ARROW-11365: [Rust] [Parquet] Logical type printer and parser #9705

nevi-me · 2021-03-15T01:31:31Z

This implements the parser and printer for logical types, allowing us to read and generate the schema in the form REQUIRED INT32 field_name (INTEGER(16,false)).

github-actions · 2021-03-15T01:32:05Z

https://issues.apache.org/jira/browse/ARROW-11365

nevi-me · 2021-03-15T01:32:38Z

@sunchao I've created this on top of #9612, PTAL when you can.

alamb

I am not an expert in this code, but I went through it carefully and it looks good to me. Thanks @nevi-me

FYI @sunchao -- let us know if you want to review this one too

alamb · 2021-03-22T19:31:36Z

rust/parquet/src/arrow/schema.rs

            Field::new("int32", DataType::Int32, false),
            Field::new("int64", DataType::Int64, false),
            Field::new("double", DataType::Float64, true),
            Field::new("float", DataType::Float32, true),
            Field::new("string", DataType::Utf8, true),
+            Field::new("string_2", DataType::Utf8, true),


is it cool / needed that UTF8 and STRING both map to Arrow DataType::Utf8? It seems like UTF8 is not actually a valid "logical type" in parquet -- it should be STRING

https://github.com/apache/parquet-format/blob/master/LogicalTypes.md#string-types

This is where things get interesting. UTF8 maps to the converted type, and STRING to the logical type. So, the pecking order is to check for logical type, then fall back to converted type.

It gets tricky when the logical and converted types are the same string value, but that is fine as the converted type is always written out. Q good example is DECIMAL(12,2), it is the same in either logical or converted type.

I was confused with this, as I initially tried parsing logical and converted types separately, without mixing them in one file.

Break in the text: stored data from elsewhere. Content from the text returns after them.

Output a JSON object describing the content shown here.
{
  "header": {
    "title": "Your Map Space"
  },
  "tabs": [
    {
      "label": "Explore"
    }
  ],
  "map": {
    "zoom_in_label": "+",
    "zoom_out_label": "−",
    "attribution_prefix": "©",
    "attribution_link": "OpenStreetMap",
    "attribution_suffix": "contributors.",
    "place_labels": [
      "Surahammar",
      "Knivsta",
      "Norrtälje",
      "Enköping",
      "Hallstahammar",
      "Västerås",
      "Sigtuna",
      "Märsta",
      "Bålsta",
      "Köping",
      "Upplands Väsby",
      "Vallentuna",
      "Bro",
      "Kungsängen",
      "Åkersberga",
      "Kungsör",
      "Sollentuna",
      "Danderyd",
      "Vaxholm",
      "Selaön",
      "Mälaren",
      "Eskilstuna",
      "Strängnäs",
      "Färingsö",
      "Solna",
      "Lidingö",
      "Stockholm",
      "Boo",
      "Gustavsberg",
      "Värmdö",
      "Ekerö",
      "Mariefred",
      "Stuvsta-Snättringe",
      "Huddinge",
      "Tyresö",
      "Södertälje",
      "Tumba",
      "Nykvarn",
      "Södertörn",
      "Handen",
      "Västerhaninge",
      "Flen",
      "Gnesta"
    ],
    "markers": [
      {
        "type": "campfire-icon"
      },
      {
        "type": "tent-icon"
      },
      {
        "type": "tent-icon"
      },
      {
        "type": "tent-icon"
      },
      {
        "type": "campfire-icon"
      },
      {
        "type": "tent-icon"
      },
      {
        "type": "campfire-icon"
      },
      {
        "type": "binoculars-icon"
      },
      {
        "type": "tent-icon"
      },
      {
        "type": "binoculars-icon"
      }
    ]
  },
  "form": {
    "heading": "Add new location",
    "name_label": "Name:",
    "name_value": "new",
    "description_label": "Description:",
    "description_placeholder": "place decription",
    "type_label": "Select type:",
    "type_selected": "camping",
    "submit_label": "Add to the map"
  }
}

After @sunchao's review on the other PRs, it started to make sense that they can coexist.

So, both map to the same Arrow type

alamb · 2021-03-22T19:32:03Z

rust/parquet/src/arrow/schema.rs

        ];

        assert_eq!(arrow_fields, converted_arrow_fields);
    }

    #[test]
-    #[ignore = "To be addressed as part of ARROW-11365"]


alamb · 2021-03-22T19:37:34Z

rust/parquet/src/schema/parser.rs

+                                    self.tokenizer.next(),
+                                    "Invalid boolean found",
+                                    "Failure to parse timezone info for TIME type",
+                                )?; // TODO: this might not cater for the case of no scale correctly


I don't understand the comment -- maybe worth a JIRA to track for later

I think we always require both precision and scale to be present?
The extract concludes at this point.